The bus ad was one of three created as part of a $70,000 campaign to raise awareness for Seattle Children’s Research Institute. The language of the campaign is meant to reflect the “breadth and depth“ of the institute’s research arm, according to Fitzgerald. The campaign rolled out on Monday of last week. The ads are expected to be replaced with a new version within the next two weeks.
On Tuesday evening, a member of ASAN-WA brought the ad to Young’s attention, and he contacted the hospital to lodge a complaint. Things only picked up, Young said, when he wrote a blog post calling on others, who like him have autism, to post on Seattle Children’s Facebook page.
“Autistic people such as myself do not need a cure, instead, we need people to accept us for what we are and to celebrate our gifts as well as they would celebrate anyone’s,” wrote Beth Ann Vosskuhler-Waleski on Facebook, echoing the sentiments of several comments on the page.
How to allocate money between finding a potential cure and helping autistic individuals navigate their lives has divided autism advocacy groups.
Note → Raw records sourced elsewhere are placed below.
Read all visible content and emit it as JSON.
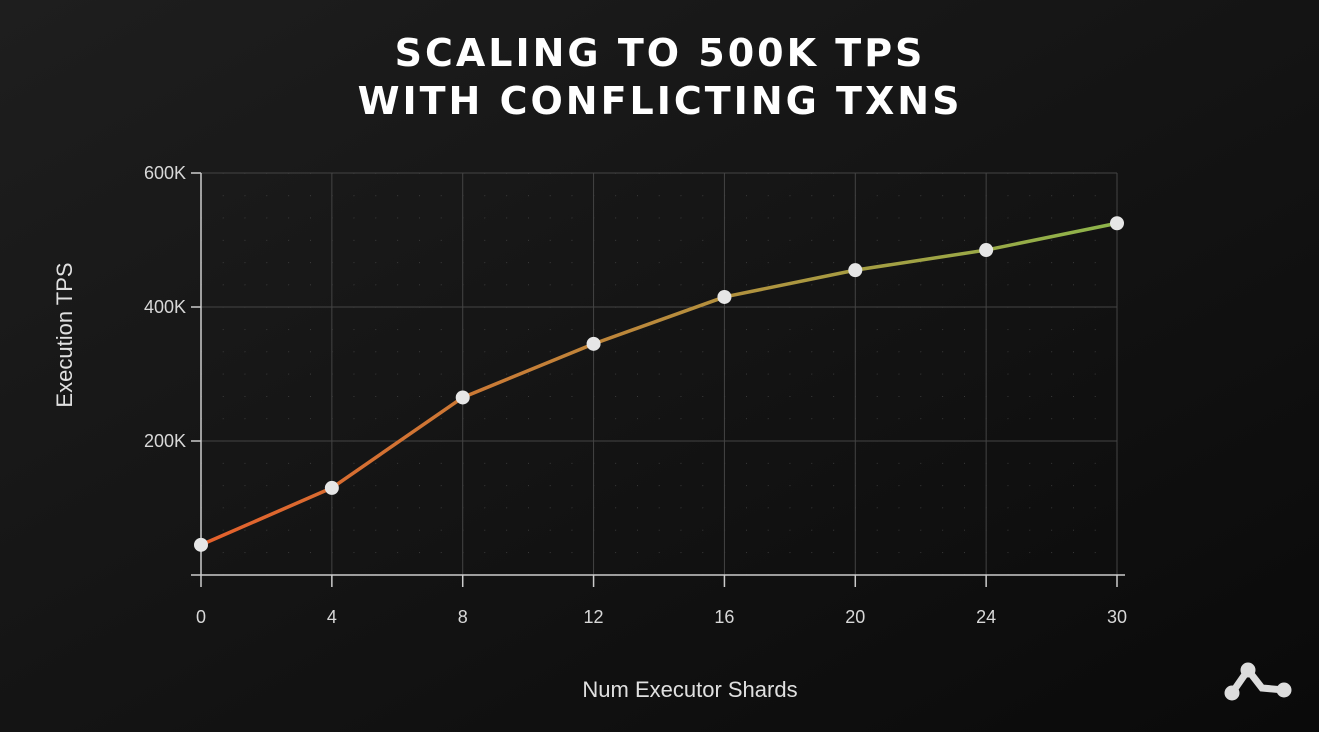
{
  "chart_data": {
    "type": "line",
    "title": [
      "SCALING TO 500K TPS",
      "WITH CONFLICTING TXNS"
    ],
    "x_label": "Num Executor Shards",
    "y_label": "Execution TPS",
    "categories": [
      "0",
      "4",
      "8",
      "12",
      "16",
      "20",
      "24",
      "30"
    ],
    "series": [
      {
        "name": "Execution TPS",
        "gradient": [
          "#e5602c",
          "#8db54b"
        ],
        "marker_color": "#e6e6e6",
        "values": [
          45000,
          130000,
          265000,
          345000,
          415000,
          455000,
          485000,
          525000
        ]
      }
    ],
    "ylim": [
      0,
      600000
    ],
    "yticks": [
      {
        "value": 200000,
        "label": "200K"
      },
      {
        "value": 400000,
        "label": "400K"
      },
      {
        "value": 600000,
        "label": "600K"
      }
    ],
    "grid": true
  }
}
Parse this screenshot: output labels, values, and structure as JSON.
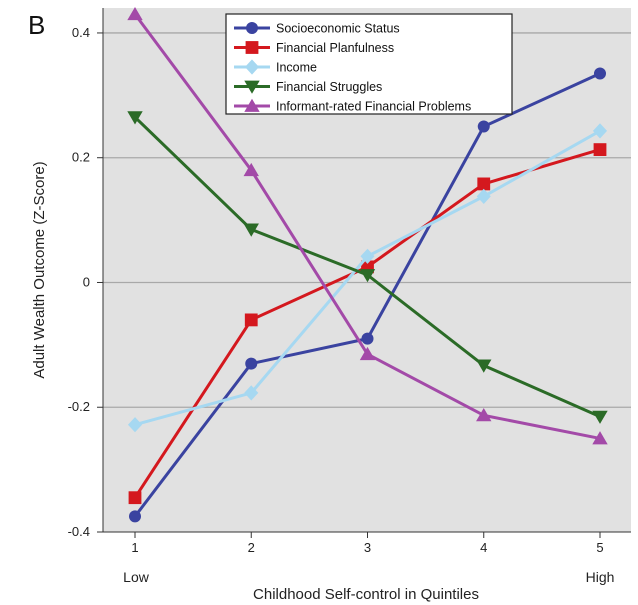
{
  "panel_label": "B",
  "chart_data": {
    "type": "line",
    "xlabel": "Childhood Self-control in Quintiles",
    "ylabel": "Adult Wealth Outcome (Z-Score)",
    "x": [
      1,
      2,
      3,
      4,
      5
    ],
    "x_tick_labels": [
      "1",
      "2",
      "3",
      "4",
      "5"
    ],
    "x_end_labels": {
      "low": "Low",
      "high": "High"
    },
    "ylim": [
      -0.4,
      0.44
    ],
    "y_ticks": [
      0.4,
      0.2,
      0,
      -0.2,
      -0.4
    ],
    "y_tick_labels": [
      "0.4",
      "0.2",
      "0",
      "-0.2",
      "-0.4"
    ],
    "grid": "horizontal",
    "legend_position": "top",
    "background_color": "#e1e1e1",
    "series": [
      {
        "name": "Socioeconomic Status",
        "color": "#3a43a0",
        "marker": "circle",
        "values": [
          -0.375,
          -0.13,
          -0.09,
          0.25,
          0.335
        ]
      },
      {
        "name": "Financial Planfulness",
        "color": "#d4181e",
        "marker": "square",
        "values": [
          -0.345,
          -0.06,
          0.025,
          0.158,
          0.213
        ]
      },
      {
        "name": "Income",
        "color": "#a6d8f1",
        "marker": "diamond",
        "values": [
          -0.228,
          -0.177,
          0.042,
          0.138,
          0.243
        ]
      },
      {
        "name": "Financial Struggles",
        "color": "#2b6b27",
        "marker": "triangle-down",
        "values": [
          0.265,
          0.085,
          0.012,
          -0.133,
          -0.215
        ]
      },
      {
        "name": "Informant-rated Financial Problems",
        "color": "#a34aa8",
        "marker": "triangle-up",
        "values": [
          0.43,
          0.18,
          -0.115,
          -0.213,
          -0.25
        ]
      }
    ]
  }
}
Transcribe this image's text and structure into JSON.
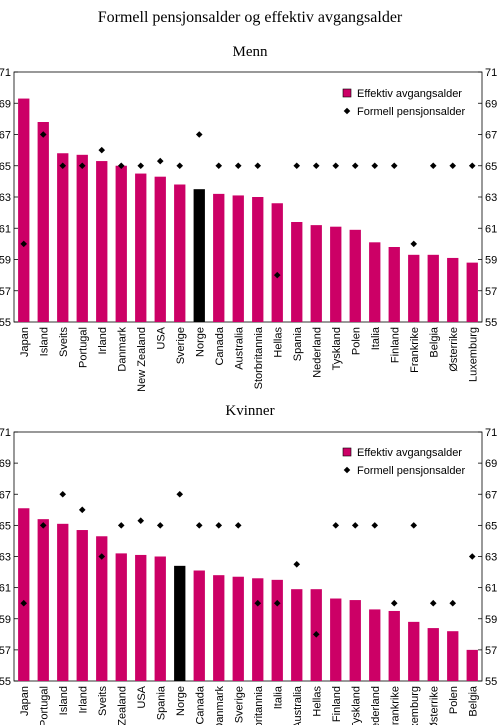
{
  "title": "Formell pensjonsalder og effektiv avgangsalder",
  "colors": {
    "bar": "#cc0066",
    "highlight": "#000000",
    "marker": "#000000"
  },
  "chart_data": [
    {
      "type": "bar",
      "subtitle": "Menn",
      "categories": [
        "Japan",
        "Island",
        "Sveits",
        "Portugal",
        "Irland",
        "Danmark",
        "New Zealand",
        "USA",
        "Sverige",
        "Norge",
        "Canada",
        "Australia",
        "Storbritannia",
        "Hellas",
        "Spania",
        "Nederland",
        "Tyskland",
        "Polen",
        "Italia",
        "Finland",
        "Frankrike",
        "Belgia",
        "Østerrike",
        "Luxemburg"
      ],
      "highlight": "Norge",
      "series": [
        {
          "name": "Effektiv avgangsalder",
          "kind": "bar",
          "values": [
            69.3,
            67.8,
            65.8,
            65.7,
            65.3,
            65.0,
            64.5,
            64.3,
            63.8,
            63.5,
            63.2,
            63.1,
            63.0,
            62.6,
            61.4,
            61.2,
            61.1,
            60.9,
            60.1,
            59.8,
            59.3,
            59.3,
            59.1,
            58.8
          ]
        },
        {
          "name": "Formell pensjonsalder",
          "kind": "marker",
          "values": [
            60,
            67,
            65,
            65,
            66,
            65,
            65,
            65.3,
            65,
            67,
            65,
            65,
            65,
            58,
            65,
            65,
            65,
            65,
            65,
            65,
            60,
            65,
            65,
            65
          ]
        }
      ],
      "ylim": [
        55,
        71
      ],
      "yticks": [
        "55",
        "57",
        "59",
        "61",
        "63",
        "65",
        "67",
        "69",
        "71"
      ],
      "legend": "top-right"
    },
    {
      "type": "bar",
      "subtitle": "Kvinner",
      "categories": [
        "Japan",
        "Portugal",
        "Island",
        "Irland",
        "Sveits",
        "New Zealand",
        "USA",
        "Spania",
        "Norge",
        "Canada",
        "Danmark",
        "Sverige",
        "Storbritannia",
        "Italia",
        "Australia",
        "Hellas",
        "Finland",
        "Tyskland",
        "Nederland",
        "Frankrike",
        "Luxemburg",
        "Østerrike",
        "Polen",
        "Belgia"
      ],
      "highlight": "Norge",
      "series": [
        {
          "name": "Effektiv avgangsalder",
          "kind": "bar",
          "values": [
            66.1,
            65.4,
            65.1,
            64.7,
            64.3,
            63.2,
            63.1,
            63.0,
            62.4,
            62.1,
            61.8,
            61.7,
            61.6,
            61.5,
            60.9,
            60.9,
            60.3,
            60.2,
            59.6,
            59.5,
            58.8,
            58.4,
            58.2,
            57.0
          ]
        },
        {
          "name": "Formell pensjonsalder",
          "kind": "marker",
          "values": [
            60,
            65,
            67,
            66,
            63,
            65,
            65.3,
            65,
            67,
            65,
            65,
            65,
            60,
            60,
            62.5,
            58,
            65,
            65,
            65,
            60,
            65,
            60,
            60,
            63
          ]
        }
      ],
      "ylim": [
        55,
        71
      ],
      "yticks": [
        "55",
        "57",
        "59",
        "61",
        "63",
        "65",
        "67",
        "69",
        "71"
      ],
      "legend": "top-right"
    }
  ]
}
Autism Speaks, one of the biggest national organizations, has been criticized for devoting too much money to research aimed at eventually eliminating autism.
“The funding priorities are drastically out of whack,” Young said of ASAN-WA.
The neurodiversity movement itself, which embraces the different abilities of autistic individuals such as savants, has been criticized for being less inclusive of low-functioning individuals who would most benefit from effective treatment.
Arzu Forough, CEO of Washington Autism Alliance & Advocacy, said she wants advocacy organizations to work together.
“We try to be a consensus builder, we try to work with all organizations that work with autism,” she said. “We try to build coalitions, and we try to steer away from anything that’s divisive.”